Rationale behind decision to halt impeachment trials
The West Virginia House of Delegates recently petitioned the Supreme Court of the United States to review a decision that halted the impeachment trials of several members of the state’s Supreme Court (WVSCA).
Much has been written questioning the merits of the WVSCA’s decision, but little has been written about the rationale behind the decision.
The matter came before the WVSCA upon the petition of Justice Margaret Workman, who requested that the WVSCA issue a writ ordering the Senate to stop the impeachment proceedings against her, arguing that the Legislature’s actions were constitutionally and procedurally flawed.
Not every justice faced the same number or nature of impeachment charges. The charges against Justice Margaret Workman included two charges stemming from the overpayment of senior status judges in violation of a state statute, and one with regard to the failure of Justice Workman (and her colleagues) to enact adequate policies for oversight of the WVSCA’s spending in violation of the provisions of Canon I and Canon II of the West Virginia Code of Judicial Conduct. However, the WVSCA’s decision had implications for all of the impeachment trials.
A specially composed panel of the WVSCA held in its decision that (1) a state statute limiting payment to senior-status judges was a violation of the separation of powers doctrine; (2) the violation of an unconstitutional statute cannot be the basis for impeachment; and (3) the WVSCA has exclusive jurisdiction to determine conduct in violation of a Canon of the West Virginia Code of Judicial Conduct, and therefore an alleged or established violation of the West Virginia Code of Judicial Conduct cannot form a basis for impeachment.
The crux of the WVSCA’s ruling rests on the separation of powers doctrine between the legislative branch and the judicial branch and how the Judicial Reorganization Amendment to West Virginia’s Constitution in 1974 redefined the separation of power between those two branches.
The Supreme Court of the United States, for example, derives its authority to promulgate rules of procedure and administrative rules for the judiciary by statute, specifically, the Rules Enabling Act passed by Congress in 1934, which is a check that the U.S. Constitution has placed on the judiciary.
By contrast, the WVSCA derives its authority to promulgate rules of procedure and administrative rules for the judiciary from the West Virginia Constitution.
Article VIII, Section 3 of the state’s Constitution provides that, “The court shall have the power to promulgate rules for all cases and proceedings, civil and criminal, for all of the courts of the state relating to writs, warrants, process, practice and procedure, which shall have the force and effect of law.” Further, the judiciary has the sole authority to determine whether a judicial officer’s conduct violates a Canon of the West Virginia Code of Judicial Conduct. This language does not exist in the U.S. Constitution.
The grant of authority given to the judicial branch with the ratification of the Judicial Reorganization Amendment was broad. The Judicial Reorganization Amendment empowered the WVSCA to establish procedural rules, determine policies for fiscal and staff management, supervise the caseload of the courts, and oversee the ethics for the bench and bar.

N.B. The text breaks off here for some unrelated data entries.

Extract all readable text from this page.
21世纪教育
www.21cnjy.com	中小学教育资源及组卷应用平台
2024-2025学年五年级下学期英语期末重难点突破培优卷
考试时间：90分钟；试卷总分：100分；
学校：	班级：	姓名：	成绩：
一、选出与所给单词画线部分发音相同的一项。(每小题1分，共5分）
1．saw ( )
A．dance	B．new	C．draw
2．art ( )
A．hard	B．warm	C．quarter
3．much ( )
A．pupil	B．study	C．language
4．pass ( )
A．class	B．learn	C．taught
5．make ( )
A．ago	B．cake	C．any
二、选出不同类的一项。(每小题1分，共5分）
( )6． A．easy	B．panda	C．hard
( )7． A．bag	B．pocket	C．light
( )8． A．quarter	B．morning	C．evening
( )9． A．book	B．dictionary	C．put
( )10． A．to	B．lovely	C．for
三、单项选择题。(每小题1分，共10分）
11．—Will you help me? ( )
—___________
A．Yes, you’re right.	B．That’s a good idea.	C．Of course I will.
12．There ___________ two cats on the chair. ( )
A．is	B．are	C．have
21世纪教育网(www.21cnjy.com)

The Judicial Reorganization Amendment is also important for what it was lacking — a legislative check on the newly granted rule-making and administrative authority of the unified court. This lack of a legislative check on judicial rule-making authority places West Virginia with a minority of states.
The WVSCA’s decision was based upon and highlighted the extraordinary power that voters gave to the judiciary 44 years ago.
In response to the scandals of overspending, the voters took to the polls this past general election and voted for the Judicial Budget Oversight Amendment in an attempt to rein in the WVSCA. That amendment made changes to the Modern Budget Amendment of 1968 but not the Judicial Reorganization Amendment of 1974. This means that the basis for the WVSCA’s ruling is still intact and could lead to further conflict between the judicial and legislative branches.
A majority of states have checks built into their constitutions that either limit the power of the judiciary as it relates to administrative or supervisory rules, or permits the Legislature to amend, modify or disapprove of rules promulgated by the judicial branch in the same manner as an executive agency. West Virginia’s Constitution lacks such language.
The Legislature should consider a constitutional amendment that would give greater input to the Legislature on the judicial rule-making process. A constitutional amendment subjecting judicial rulemaking to legislative scrutiny would be consistent with the practices of a majority of states and would create a check against the judiciary that the voters thought they voted for with Amendment 2.
Nigel E. Jeffries is an attorney in Charleston and a former Huntington resident.